'Countries and continents require an article' -Sitesurf
Unless it comes after en, then no article is needed. ("en is nearly always used directly in front of a noun, with no article" http://french.about.com/od/grammar/a/preposition_en.htm)
Why not: "L'Allemagne est un pays en Europe." ? In a previous example I've seen "Je vis en Amérique"

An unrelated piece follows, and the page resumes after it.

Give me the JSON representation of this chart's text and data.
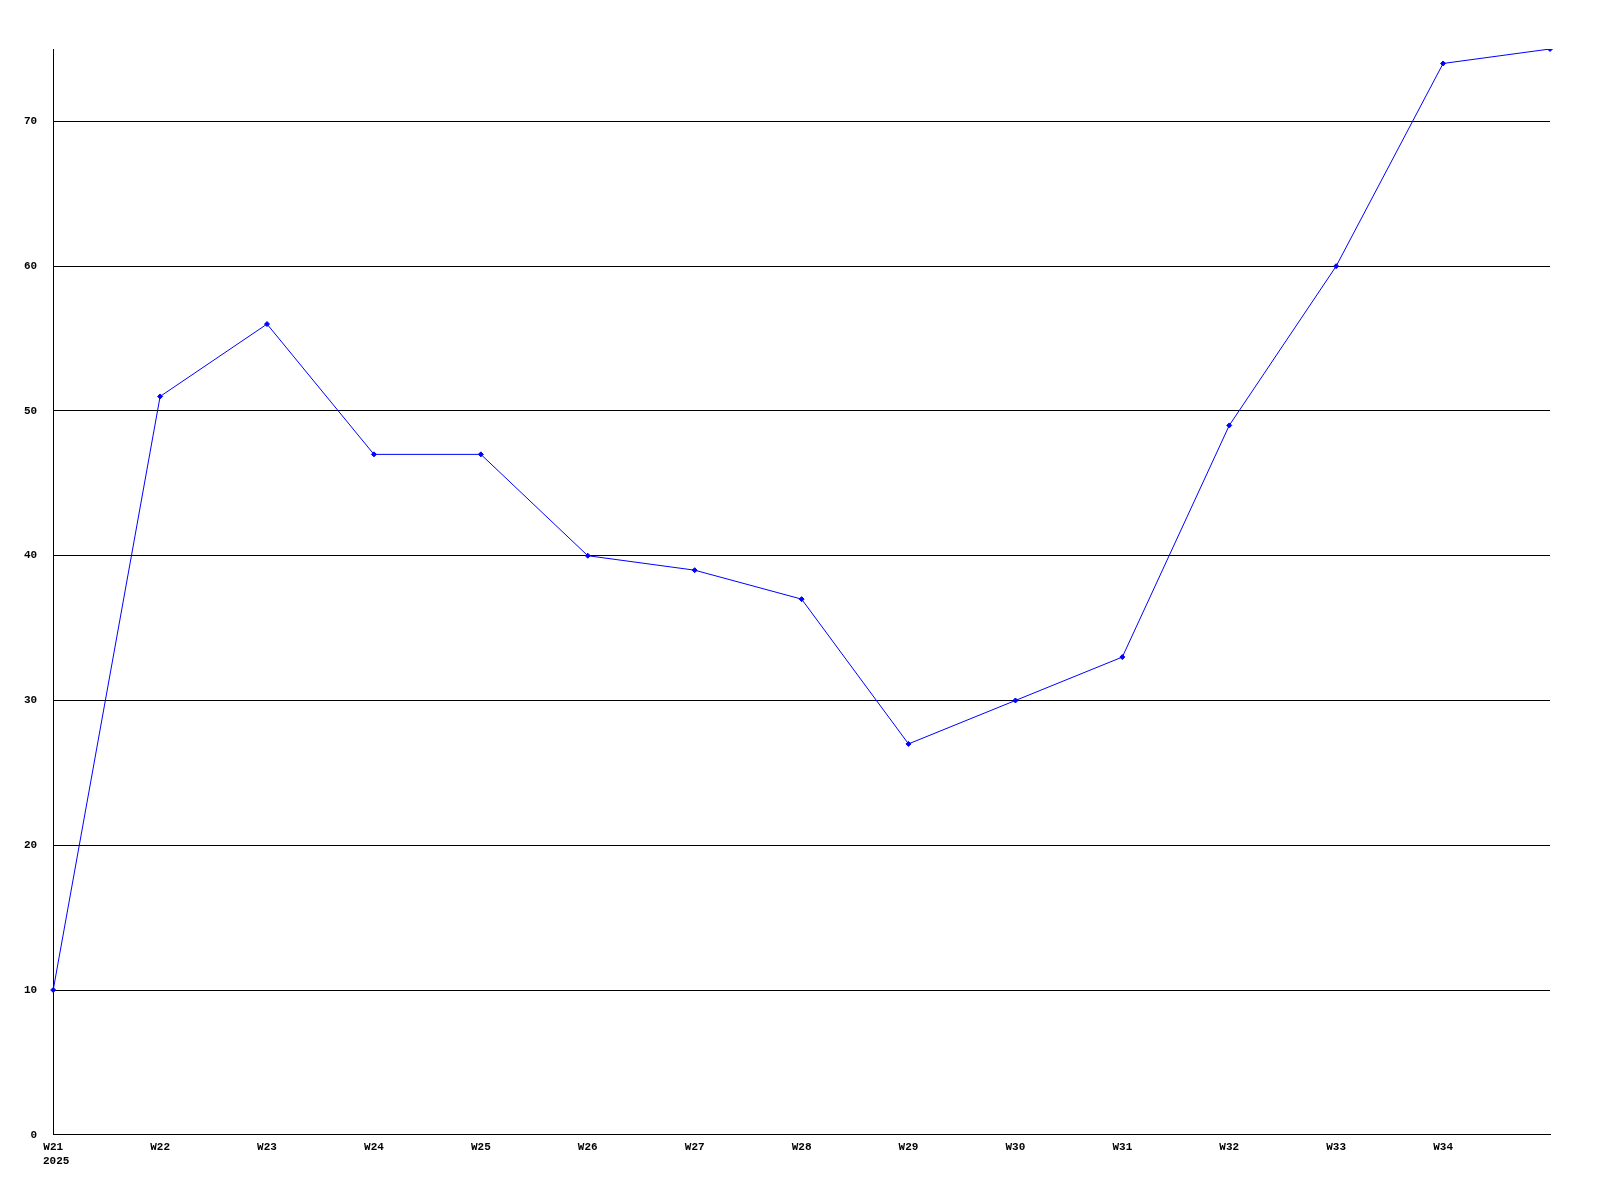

EDIT: Later, when I had to translate "Germany is a country in Europe" to French I wrote "L'Allemagne est un pays d'Europe." like it says here, and guess what? I was marked wrong and it said that the correct answer is "L'Allemagne est un pays en Europe."
Am I missing something?
When the following word starts by a vowel sound, we use AN, e.g.: an elephant, an apple, an uncle, an hour, an honour, an heir, an heiress, an honourable man, an empty glass, an MP member, an L-shaped object, etc
When the following word starts by a consonant sound, including semivowels /j/ and /w/, we use A, e.g.: a house, a horse, a cat, a ghost, a friend, a European country, a ewe, a university, a universal language, a uniform, a one-way ticket, a one-eyed person, a wet coat, etc.
Almost the same thing happens with the two pronunciations of the definitive article THE, e.g.: the ewe /ðə 'juː/, the elephant / ði ˈɛlɪfənt /.
And what about The United States, The United Nations, The United Kingdom, The European Commission, etc?